7. Wilde H. et al. Rabies in Thailand // Rev. Infect. Dis. - 1993. - №13. - P.644-52.7. Wilde H. et al. Rabies in Thailand // Rev. Infect. Dis. - 1993. - No. 13. - P.644-52.

8. World Health Organization (WHO). Recommendations on rabies postexposure treatment and the correct technique of intradermal immunization against rabies // WHO.EMC.ZOO 96.6. Geneva, 1996.8. World Health Organization (WHO). Recommendations on rabies postexposure treatment and the correct technique of intradermal immunization against rabies // WHO.EMC.ZOO 96.6. Geneva, 1996.

9. Faure A. Human blood fractionation // 8th Intern. Biotech. Symp. Paris, 1988. - P.669-678.9. Faure A. Human blood fractionation // 8 th Intern. Biotech Symp Paris, 1988 .-- P.669-678.
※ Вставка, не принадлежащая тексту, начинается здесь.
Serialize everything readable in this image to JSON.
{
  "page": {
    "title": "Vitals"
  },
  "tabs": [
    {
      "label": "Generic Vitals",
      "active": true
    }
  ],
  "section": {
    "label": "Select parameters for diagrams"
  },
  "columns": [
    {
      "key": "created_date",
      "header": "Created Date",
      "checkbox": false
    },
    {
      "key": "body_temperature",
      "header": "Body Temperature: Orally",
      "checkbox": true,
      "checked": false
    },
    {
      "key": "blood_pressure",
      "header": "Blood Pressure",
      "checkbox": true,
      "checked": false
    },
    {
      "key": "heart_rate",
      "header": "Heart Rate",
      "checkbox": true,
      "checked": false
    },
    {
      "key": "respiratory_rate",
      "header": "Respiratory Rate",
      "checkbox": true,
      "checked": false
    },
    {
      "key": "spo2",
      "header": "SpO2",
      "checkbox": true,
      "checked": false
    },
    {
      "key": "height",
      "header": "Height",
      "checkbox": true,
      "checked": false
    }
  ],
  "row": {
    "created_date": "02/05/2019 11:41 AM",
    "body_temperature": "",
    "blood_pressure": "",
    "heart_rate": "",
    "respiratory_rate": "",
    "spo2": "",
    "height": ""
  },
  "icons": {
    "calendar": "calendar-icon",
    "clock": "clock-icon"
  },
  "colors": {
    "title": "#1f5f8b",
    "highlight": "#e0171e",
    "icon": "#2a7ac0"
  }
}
10. Wilde, H. Postexposure treatment of rabies infection: can it be done without immunoglobulin? / H.Wilde, P.Khawplod, T.Hemachudha, V.Sitprija // Clin. Infec. t Dis. - 2002. - №34, Vol.4. - P.477-80.10. Wilde, H. Postexposure treatment of rabies infection: can it be done without immunoglobulin? / H. Wilde, P. Khawplod, T. Hemachudha, V. Sitprija // Clin. Infec t Dis. - 2002. - No. 34, Vol. 4. - P. 477-80.

11. Wilde, H. Heterologous antisera and antivenins are essential biologicals: perspectives on a worldwide crisis / H.Wilde, P.Thipkong, V.Sitprija, N.Chaiyabutr // Ann. Intern. Med. - 1996. - №. 125, Vol.3 - P.233-6.11. Wilde, H. Heterologous antisera and antivenins are essential biologicals: perspectives on a worldwide crisis / H. Wilde, P. Thipkong, V. Sitprija, N. Chaiyabutr // Ann. Intern. Med. - 1996. - No. 125, Vol. 3 - P.233-6.

12. Авторское свидетельство СССР №200743. Способ производства антирабического гамма-глобулина. А61К 37/06. Опубл. 05.04.1977.12. USSR Copyright Certificate No. 200743. Method for the production of rabies gamma globulin. A61K 37/06. Publ. 04/05/1977.

13. Воробьев А.А // Журнал Микробиол., Эпидемиол. и Иммунобиол. - 1954. - №8. - С.59.13. Vorobyov A.A. // Journal of Microbiol., Epidemiol. and Immunobiol. - 1954. - No. 8. - S. 59.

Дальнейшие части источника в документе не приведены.